The Court further notes that in order to recover damages for an allegedly unconstitutional conviction or imprisonment, or for other harm caused by actions that would render a conviction or sentence invalid, a § 1983 plaintiff must prove that the conviction or sentence has been reversed, expunged, declared invalid by a state tribunal, or called into question by a federal court's issuance of a writ of habeas corpus. Heck v. Humphrey, 512 U.S. 477 (1994). In the instant action, plaintiff does not claim that his conviction or sentence has been reversed, expunged, invalidated, or called into question. As such, having carefully reviewed the complaint, the Court concludes that plaintiff's claims are further barred by the United States Supreme Court's holding in Heck. See also Lawson v. Molder, 62 F.3d 394 (5th Cir.1995) (illegal arrest claims would necessarily call into question validity of conviction, and thus dismissal pursuant to Heck was proper).
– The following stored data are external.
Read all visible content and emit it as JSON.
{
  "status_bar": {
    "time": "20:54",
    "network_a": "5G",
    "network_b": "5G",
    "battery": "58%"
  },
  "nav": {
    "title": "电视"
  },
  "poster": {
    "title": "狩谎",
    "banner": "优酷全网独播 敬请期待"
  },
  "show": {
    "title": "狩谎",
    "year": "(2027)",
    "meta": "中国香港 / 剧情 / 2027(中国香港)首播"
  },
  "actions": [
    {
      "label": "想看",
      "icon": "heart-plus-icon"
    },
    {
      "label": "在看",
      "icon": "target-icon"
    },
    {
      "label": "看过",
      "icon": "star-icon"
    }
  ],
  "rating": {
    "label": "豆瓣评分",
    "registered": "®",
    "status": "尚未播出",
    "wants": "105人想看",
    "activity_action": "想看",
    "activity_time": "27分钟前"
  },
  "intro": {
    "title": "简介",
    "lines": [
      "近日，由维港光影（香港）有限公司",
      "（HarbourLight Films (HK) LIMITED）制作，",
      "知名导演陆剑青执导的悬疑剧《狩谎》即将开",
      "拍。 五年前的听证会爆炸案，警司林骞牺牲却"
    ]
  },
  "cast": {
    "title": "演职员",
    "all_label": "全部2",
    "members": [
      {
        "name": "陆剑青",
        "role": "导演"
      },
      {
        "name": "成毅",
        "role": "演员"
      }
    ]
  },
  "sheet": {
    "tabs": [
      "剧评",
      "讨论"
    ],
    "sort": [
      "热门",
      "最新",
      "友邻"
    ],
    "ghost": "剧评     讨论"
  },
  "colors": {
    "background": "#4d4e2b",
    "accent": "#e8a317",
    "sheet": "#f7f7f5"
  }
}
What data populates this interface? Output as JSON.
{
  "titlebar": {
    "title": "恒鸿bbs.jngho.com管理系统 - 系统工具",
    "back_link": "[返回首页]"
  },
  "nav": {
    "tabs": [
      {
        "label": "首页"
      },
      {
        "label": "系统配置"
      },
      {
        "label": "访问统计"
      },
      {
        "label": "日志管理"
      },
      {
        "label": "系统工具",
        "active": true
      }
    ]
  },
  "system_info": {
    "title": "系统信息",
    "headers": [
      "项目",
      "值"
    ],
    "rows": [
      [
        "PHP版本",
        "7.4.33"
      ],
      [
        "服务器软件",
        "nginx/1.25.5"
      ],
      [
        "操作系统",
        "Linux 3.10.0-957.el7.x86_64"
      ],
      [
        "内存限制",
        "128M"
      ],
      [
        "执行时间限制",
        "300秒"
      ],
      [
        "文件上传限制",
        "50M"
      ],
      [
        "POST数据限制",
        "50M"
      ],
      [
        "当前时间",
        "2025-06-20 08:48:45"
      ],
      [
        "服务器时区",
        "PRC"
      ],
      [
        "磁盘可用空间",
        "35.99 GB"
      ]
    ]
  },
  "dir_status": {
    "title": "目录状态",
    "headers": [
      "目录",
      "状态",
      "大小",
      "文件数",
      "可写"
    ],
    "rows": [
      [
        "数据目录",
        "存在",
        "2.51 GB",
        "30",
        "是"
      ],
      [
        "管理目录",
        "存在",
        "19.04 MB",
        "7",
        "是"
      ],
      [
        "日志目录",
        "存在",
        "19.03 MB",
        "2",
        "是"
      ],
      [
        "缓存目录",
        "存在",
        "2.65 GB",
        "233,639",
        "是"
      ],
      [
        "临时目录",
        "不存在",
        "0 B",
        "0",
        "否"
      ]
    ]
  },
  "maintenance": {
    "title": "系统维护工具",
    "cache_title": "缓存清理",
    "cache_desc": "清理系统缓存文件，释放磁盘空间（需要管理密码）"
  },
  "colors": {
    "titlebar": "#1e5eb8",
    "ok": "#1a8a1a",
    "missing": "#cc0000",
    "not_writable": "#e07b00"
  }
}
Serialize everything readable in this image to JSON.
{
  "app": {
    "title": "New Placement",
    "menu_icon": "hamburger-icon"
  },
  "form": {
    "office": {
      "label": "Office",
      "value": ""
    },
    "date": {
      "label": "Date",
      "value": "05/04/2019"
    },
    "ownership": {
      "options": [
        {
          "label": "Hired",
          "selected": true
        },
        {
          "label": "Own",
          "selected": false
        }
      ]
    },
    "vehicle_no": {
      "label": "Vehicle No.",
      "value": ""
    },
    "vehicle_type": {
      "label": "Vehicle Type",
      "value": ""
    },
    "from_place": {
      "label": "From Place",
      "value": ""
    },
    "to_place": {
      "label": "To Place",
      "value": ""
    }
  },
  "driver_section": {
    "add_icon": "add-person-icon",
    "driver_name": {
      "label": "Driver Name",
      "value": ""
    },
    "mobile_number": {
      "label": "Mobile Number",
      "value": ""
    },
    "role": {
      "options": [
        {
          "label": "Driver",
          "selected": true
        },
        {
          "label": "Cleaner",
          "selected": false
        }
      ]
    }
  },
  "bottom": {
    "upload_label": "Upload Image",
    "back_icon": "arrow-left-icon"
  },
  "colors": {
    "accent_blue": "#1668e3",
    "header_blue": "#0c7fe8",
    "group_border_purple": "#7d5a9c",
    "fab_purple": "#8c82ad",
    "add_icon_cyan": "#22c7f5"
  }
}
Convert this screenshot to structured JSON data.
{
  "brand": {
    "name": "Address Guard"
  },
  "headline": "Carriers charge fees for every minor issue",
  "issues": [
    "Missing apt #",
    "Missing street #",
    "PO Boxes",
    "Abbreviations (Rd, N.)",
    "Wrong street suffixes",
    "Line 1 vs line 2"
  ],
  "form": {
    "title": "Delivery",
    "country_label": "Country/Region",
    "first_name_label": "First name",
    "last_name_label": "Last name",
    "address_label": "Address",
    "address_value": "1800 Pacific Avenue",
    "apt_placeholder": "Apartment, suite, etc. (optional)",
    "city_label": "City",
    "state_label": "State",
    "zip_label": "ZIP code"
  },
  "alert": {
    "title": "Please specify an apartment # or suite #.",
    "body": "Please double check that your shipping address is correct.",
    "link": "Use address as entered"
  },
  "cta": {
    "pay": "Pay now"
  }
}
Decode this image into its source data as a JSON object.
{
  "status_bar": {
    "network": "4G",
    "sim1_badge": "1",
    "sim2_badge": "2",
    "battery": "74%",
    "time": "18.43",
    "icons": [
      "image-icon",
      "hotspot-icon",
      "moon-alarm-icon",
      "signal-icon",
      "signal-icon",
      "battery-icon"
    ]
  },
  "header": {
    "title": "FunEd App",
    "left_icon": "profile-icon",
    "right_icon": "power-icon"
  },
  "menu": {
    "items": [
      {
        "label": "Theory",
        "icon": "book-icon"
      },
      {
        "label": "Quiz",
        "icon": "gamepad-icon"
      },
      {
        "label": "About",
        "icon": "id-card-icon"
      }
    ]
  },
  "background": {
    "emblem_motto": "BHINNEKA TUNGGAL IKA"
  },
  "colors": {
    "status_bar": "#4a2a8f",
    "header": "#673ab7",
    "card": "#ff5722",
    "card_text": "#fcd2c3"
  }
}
For the above-stated reasons, the Court will dismiss this action under 28 U.S.C. § 1915(e)(2)(B).
Motion to Appoint Counsel
Attached to plaintiff's complaint is a note to the Clerk of Court, which appears to request appointment of counsel. (ECF No. 1-4). This request will be denied as moot as this action is being dismissed for frivolity and failure to state a claim. See 28 U.S.C. § 1915(e)(2)(B).
Accordingly,
IT IS HEREBY ORDERED that plaintiff's motion to proceed in forma pauperis (ECF No. 2) is GRANTED.
IT IS FURTHER ORDERED that plaintiff shall pay an initial filing fee of $77.23 within twenty-one (21) days of the date of this Order. Plaintiff is instructed to make his remittance payable to "Clerk, United States District Court," and to include upon it: (1) his name; (2) his prison registration number; (3) the case number; and (4) that the remittance is for an original proceeding.
IT IS FURTHER ORDERED that the Clerk shall not issue process or cause process to issue upon the complaint, because the complaint is legally frivolous and/or fails to state a claim upon which relief may be granted. See 28 U.S.C. § 1915(e)(2)(B).
IT IS FURTHER ORDERED that this action is DISMISSED without prejudice. A separate order of dismissal will be entered herewith.
IT IS HEREBY CERTIFIED than an appeal from this dismissal would not be taken in good faith.
Dated this 24th day of September, 2020.